Tuna Salad Dip — Creamy, Savory & Protein-Packed

A Tuna Salad Dip is a creamy, flavorful blend of tuna, mayonnaise (or yogurt), and crunchy add-ins like celery and pickles. It works as a dip, sandwich filling, or even a light meal when paired with crackers or vegetables. It’s quick, budget-friendly, and high in protein.

Ingredients (Serves 4)

  • 2 cans (5–6 oz each) tuna in water or oil, drained
  • 1/3 cup mayonnaise (or Greek yogurt for a lighter version)
  • 1 tbsp Dijon mustard (optional but recommended)
  • 1/4 cup celery, finely chopped
  • 2 tbsp onion, finely chopped (red or white)
  • 2 tbsp pickles or relish, chopped
  • 1 tbsp lemon juice
  • Salt and black pepper to taste
  • Optional: 1 tbsp fresh dill or parsley
  • Optional: pinch of paprika or chili flakes for heat

Instructions

  1. Prepare tuna
    Drain tuna well and flake it into a mixing bowl.
  2. Mix base
    Add mayonnaise (or yogurt), mustard, and lemon juice.

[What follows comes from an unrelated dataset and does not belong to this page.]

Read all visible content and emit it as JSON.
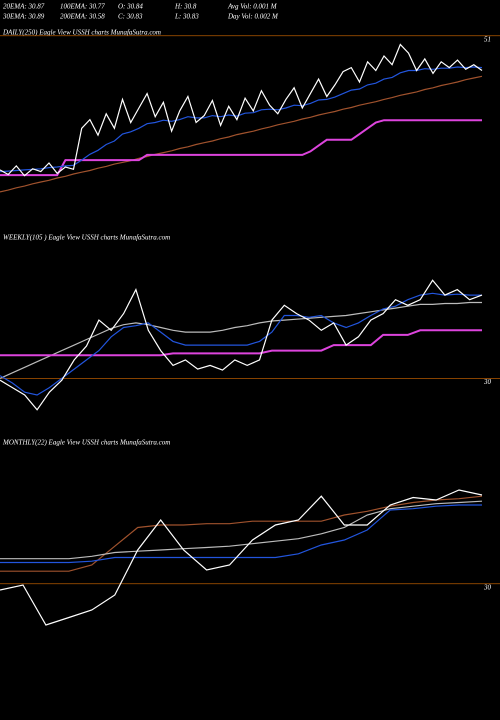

Stir until creamy.
  3. Add crunch & flavor
    Mix in celery, onion, and pickles.
  4. Season
    Add salt, pepper, and optional herbs/spices.
  5. Chill (recommended)
    Refrigerate for 15–30 minutes for best flavor.
  6. Serve
    Serve as a dip with crackers, toasted bread, cucumber slices, or lettuce wraps.

Recipe Notes

  • Use chunk light tuna for a softer texture or solid white tuna for a meatier bite.
  • Greek yogurt makes it healthier and tangier.
  • Letting it rest improves flavor blending significantly.
  • Adjust creaminess by adding more mayo/yogurt as needed.

Tips for Best Results

  • Drain tuna very well to avoid watery dip.
  • Finely chop vegetables for smoother dip texture.
  • Add a splash of pickle juice for extra tang.
  • For meal prep, store in airtight container up to 3 days.

Serving Suggestions

  • Crackers or pita chips
  • Toasted sourdough or sandwich bread
  • Lettuce cups for low-carb option
  • Stuffed in wraps or sandwiches
  • As a topping for baked potatoes

Nutritional Information (Approx. per serving)

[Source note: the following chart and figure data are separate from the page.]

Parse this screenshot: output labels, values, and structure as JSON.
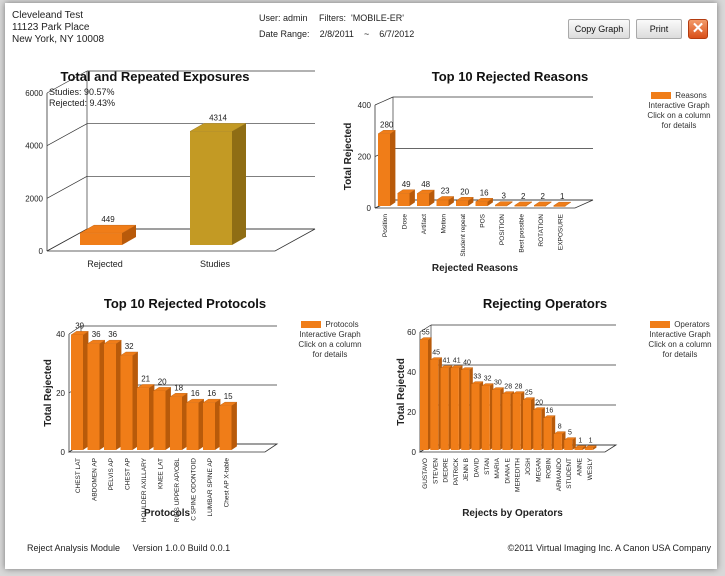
{
  "header": {
    "org_name": "Cleveleand Test",
    "address1": "11123 Park Place",
    "address2": "New York, NY 10008",
    "user_label": "User:",
    "user_value": "admin",
    "filters_label": "Filters:",
    "filters_value": "'MOBILE-ER'",
    "date_label": "Date Range:",
    "date_from": "2/8/2011",
    "date_sep": "~",
    "date_to": "6/7/2012",
    "copy_label": "Copy Graph",
    "print_label": "Print",
    "close_icon": "close-x-icon"
  },
  "colors": {
    "orange": "#f07d18",
    "orange_dark": "#b85a0a",
    "gold": "#c39a24",
    "gold_dark": "#8f6d14"
  },
  "footer": {
    "module": "Reject Analysis Module",
    "version": "Version 1.0.0  Build 0.0.1",
    "copyright": "©2011 Virtual Imaging Inc. A  Canon USA Company"
  },
  "chart_data": [
    {
      "type": "bar",
      "title": "Total and Repeated Exposures",
      "annotations": [
        "Studies: 90.57%",
        "Rejected: 9.43%"
      ],
      "categories": [
        "Rejected",
        "Studies"
      ],
      "values": [
        449,
        4314
      ],
      "data_labels": [
        "449",
        "4314"
      ],
      "ylim": [
        0,
        6000
      ],
      "yticks": [
        0,
        2000,
        4000,
        6000
      ],
      "ytick_labels": [
        "0",
        "2000",
        "4000",
        "6000"
      ],
      "three_d": true,
      "grid": true
    },
    {
      "type": "bar",
      "title": "Top 10 Rejected Reasons",
      "xlabel": "Rejected Reasons",
      "ylabel": "Total Rejected",
      "categories": [
        "Position",
        "Dose",
        "Artifact",
        "Motion",
        "Student repeat",
        "POS",
        "POSITION",
        "Best possible",
        "ROTATION",
        "EXPOSURE"
      ],
      "values": [
        280,
        49,
        48,
        23,
        20,
        16,
        3,
        2,
        2,
        1
      ],
      "ylim": [
        0,
        400
      ],
      "yticks": [
        0,
        200,
        400
      ],
      "ytick_labels": [
        "0",
        "200",
        "400"
      ],
      "legend": {
        "name": "Reasons",
        "note": "Interactive Graph Click on a column for details",
        "position": "right"
      },
      "three_d": true,
      "grid": true
    },
    {
      "type": "bar",
      "title": "Top 10 Rejected Protocols",
      "xlabel": "Protocols",
      "ylabel": "Total Rejected",
      "categories": [
        "CHEST LAT",
        "ABDOMEN AP",
        "PELVIS AP",
        "CHEST AP",
        "SHOULDER AXILLARY",
        "KNEE LAT",
        "RIBS UPPER AP/OBL",
        "C SPINE ODONTOID",
        "LUMBAR SPINE AP",
        "Chest AP X-table"
      ],
      "values": [
        39,
        36,
        36,
        32,
        21,
        20,
        18,
        16,
        16,
        15
      ],
      "ylim": [
        0,
        40
      ],
      "yticks": [
        0,
        20,
        40
      ],
      "ytick_labels": [
        "0",
        "20",
        "40"
      ],
      "legend": {
        "name": "Protocols",
        "note": "Interactive Graph Click on a column for details",
        "position": "right"
      },
      "three_d": true,
      "grid": true
    },
    {
      "type": "bar",
      "title": "Rejecting Operators",
      "xlabel": "Rejects by Operators",
      "ylabel": "Total Rejected",
      "categories": [
        "GUSTAVO",
        "STEVEN",
        "DIEDRE",
        "PATRICK",
        "JENN B",
        "DAVID",
        "STAN",
        "MARIA",
        "DIANA E",
        "MEREDITH",
        "JOSH",
        "MEGAN",
        "ROBIN",
        "ARMANDO",
        "STUDENT",
        "ANNE",
        "WESLY"
      ],
      "values": [
        55,
        45,
        41,
        41,
        40,
        33,
        32,
        30,
        28,
        28,
        25,
        20,
        16,
        8,
        5,
        1,
        1
      ],
      "ylim": [
        0,
        60
      ],
      "yticks": [
        0,
        20,
        40,
        60
      ],
      "ytick_labels": [
        "0",
        "20",
        "40",
        "60"
      ],
      "legend": {
        "name": "Operators",
        "note": "Interactive Graph Click on a column for details",
        "position": "right"
      },
      "three_d": true,
      "grid": true
    }
  ]
}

  • Calories: 180–250 kcal
  • Protein: 18–25 g
  • Fat: 10–18 g
  • Carbohydrates: 2–5 g
  • Fiber: 0–1 g
  • Sodium: varies depending on tuna & seasoning

(Values vary based on ingredients used.)

Health Benefits

  • 🐟 High protein — supports muscle repair and satiety
  • 🧠 Omega-3 fatty acids — supports brain and heart health
  • Low carb option — suitable for keto or low-carb diets
  • 🥗 Customizable — can be made lighter or richer easily
  • 💰 Budget-friendly protein source

Q&A

Q1: Can I make it ahead of time?

Yes. It actually tastes better after a few hours in the fridge as flavors blend.

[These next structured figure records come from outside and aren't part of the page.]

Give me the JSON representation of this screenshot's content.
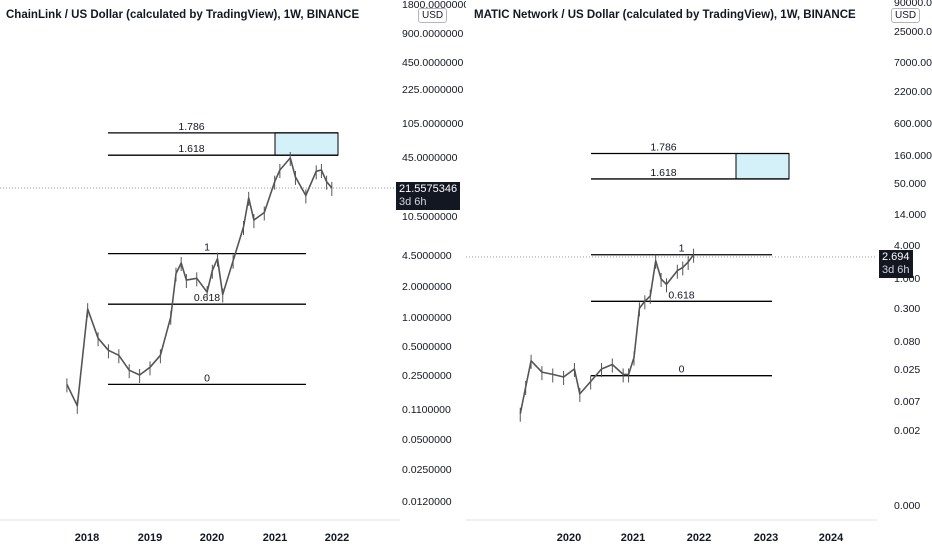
{
  "charts": [
    {
      "title": "ChainLink / US Dollar (calculated by TradingView), 1W, BINANCE",
      "currency_badge": "USD",
      "last_price": "21.5575346",
      "countdown": "3d 6h",
      "colors": {
        "candle": "#555555",
        "fib_line": "#000000",
        "box_fill": "#d4f1fa",
        "price_line": "#9598a1"
      }
    },
    {
      "title": "MATIC Network / US Dollar (calculated by TradingView), 1W, BINANCE",
      "currency_badge": "USD",
      "last_price": "2.694",
      "countdown": "3d 6h",
      "colors": {
        "candle": "#555555",
        "fib_line": "#000000",
        "box_fill": "#d4f1fa",
        "price_line": "#9598a1"
      }
    }
  ],
  "chart_data": [
    {
      "type": "line",
      "title": "ChainLink / US Dollar (calculated by TradingView), 1W, BINANCE",
      "y_scale": "log",
      "y_ticks": [
        "1800.0000000",
        "900.0000000",
        "450.0000000",
        "225.0000000",
        "105.0000000",
        "45.0000000",
        "10.5000000",
        "4.5000000",
        "2.0000000",
        "1.0000000",
        "0.5000000",
        "0.2500000",
        "0.1100000",
        "0.0500000",
        "0.0250000",
        "0.0120000"
      ],
      "x_ticks": [
        "2018",
        "2019",
        "2020",
        "2021",
        "2022"
      ],
      "fib_levels": [
        {
          "label": "1.786",
          "value": 80
        },
        {
          "label": "1.618",
          "value": 47
        },
        {
          "label": "1",
          "value": 4.5
        },
        {
          "label": "0.618",
          "value": 1.35
        },
        {
          "label": "0",
          "value": 0.2
        }
      ],
      "target_box": {
        "from": "1.618",
        "to": "1.786"
      },
      "series": [
        {
          "x": [
            "2017-09",
            "2017-11",
            "2018-01",
            "2018-03",
            "2018-05",
            "2018-07",
            "2018-09",
            "2018-11",
            "2019-01",
            "2019-03",
            "2019-05",
            "2019-06",
            "2019-07",
            "2019-08",
            "2019-10",
            "2019-12",
            "2020-01",
            "2020-02",
            "2020-03",
            "2020-05",
            "2020-07",
            "2020-08",
            "2020-09",
            "2020-11",
            "2021-01",
            "2021-02",
            "2021-04",
            "2021-05",
            "2021-07",
            "2021-09",
            "2021-10",
            "2021-11",
            "2021-12"
          ],
          "values": [
            0.2,
            0.12,
            1.2,
            0.6,
            0.45,
            0.4,
            0.28,
            0.25,
            0.3,
            0.4,
            1.0,
            2.8,
            3.6,
            2.4,
            2.5,
            1.8,
            3.0,
            4.0,
            1.7,
            3.8,
            8.5,
            17,
            10,
            12,
            25,
            33,
            44,
            28,
            18,
            32,
            33,
            25,
            21.56
          ]
        }
      ]
    },
    {
      "type": "line",
      "title": "MATIC Network / US Dollar (calculated by TradingView), 1W, BINANCE",
      "y_scale": "log",
      "y_ticks": [
        "90000.000",
        "25000.000",
        "7000.000",
        "2200.000",
        "600.000",
        "160.000",
        "50.000",
        "14.000",
        "4.000",
        "1.000",
        "0.300",
        "0.080",
        "0.025",
        "0.007",
        "0.002",
        "0.000"
      ],
      "x_ticks": [
        "2020",
        "2021",
        "2022",
        "2023",
        "2024"
      ],
      "fib_levels": [
        {
          "label": "1.786",
          "value": 170
        },
        {
          "label": "1.618",
          "value": 60
        },
        {
          "label": "1",
          "value": 2.694
        },
        {
          "label": "0.618",
          "value": 0.4
        },
        {
          "label": "0",
          "value": 0.019
        }
      ],
      "target_box": {
        "from": "1.618",
        "to": "1.786"
      },
      "series": [
        {
          "x": [
            "2019-04",
            "2019-05",
            "2019-06",
            "2019-08",
            "2019-10",
            "2019-12",
            "2020-02",
            "2020-03",
            "2020-05",
            "2020-07",
            "2020-09",
            "2020-11",
            "2020-12",
            "2021-01",
            "2021-02",
            "2021-03",
            "2021-04",
            "2021-05",
            "2021-06",
            "2021-07",
            "2021-09",
            "2021-10",
            "2021-11",
            "2021-12"
          ],
          "values": [
            0.004,
            0.012,
            0.035,
            0.022,
            0.02,
            0.018,
            0.025,
            0.009,
            0.015,
            0.025,
            0.03,
            0.02,
            0.02,
            0.04,
            0.3,
            0.4,
            0.5,
            2.1,
            1.0,
            0.8,
            1.4,
            1.6,
            2.0,
            2.694
          ]
        }
      ]
    }
  ]
}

Q2: Can I make it without mayo?

Yes. Replace with Greek yogurt, mashed avocado, or hummus.

Q3: How long does it last in the fridge?

Up to 3 days in an airtight container.

Q4: Can I make it spicy?

Yes. Add chili flakes, hot sauce, or diced jalapeños.

Q5: Is canned tuna healthy?

Yes, especially in moderation. It’s high in protein and omega-3s, but watch sodium levels.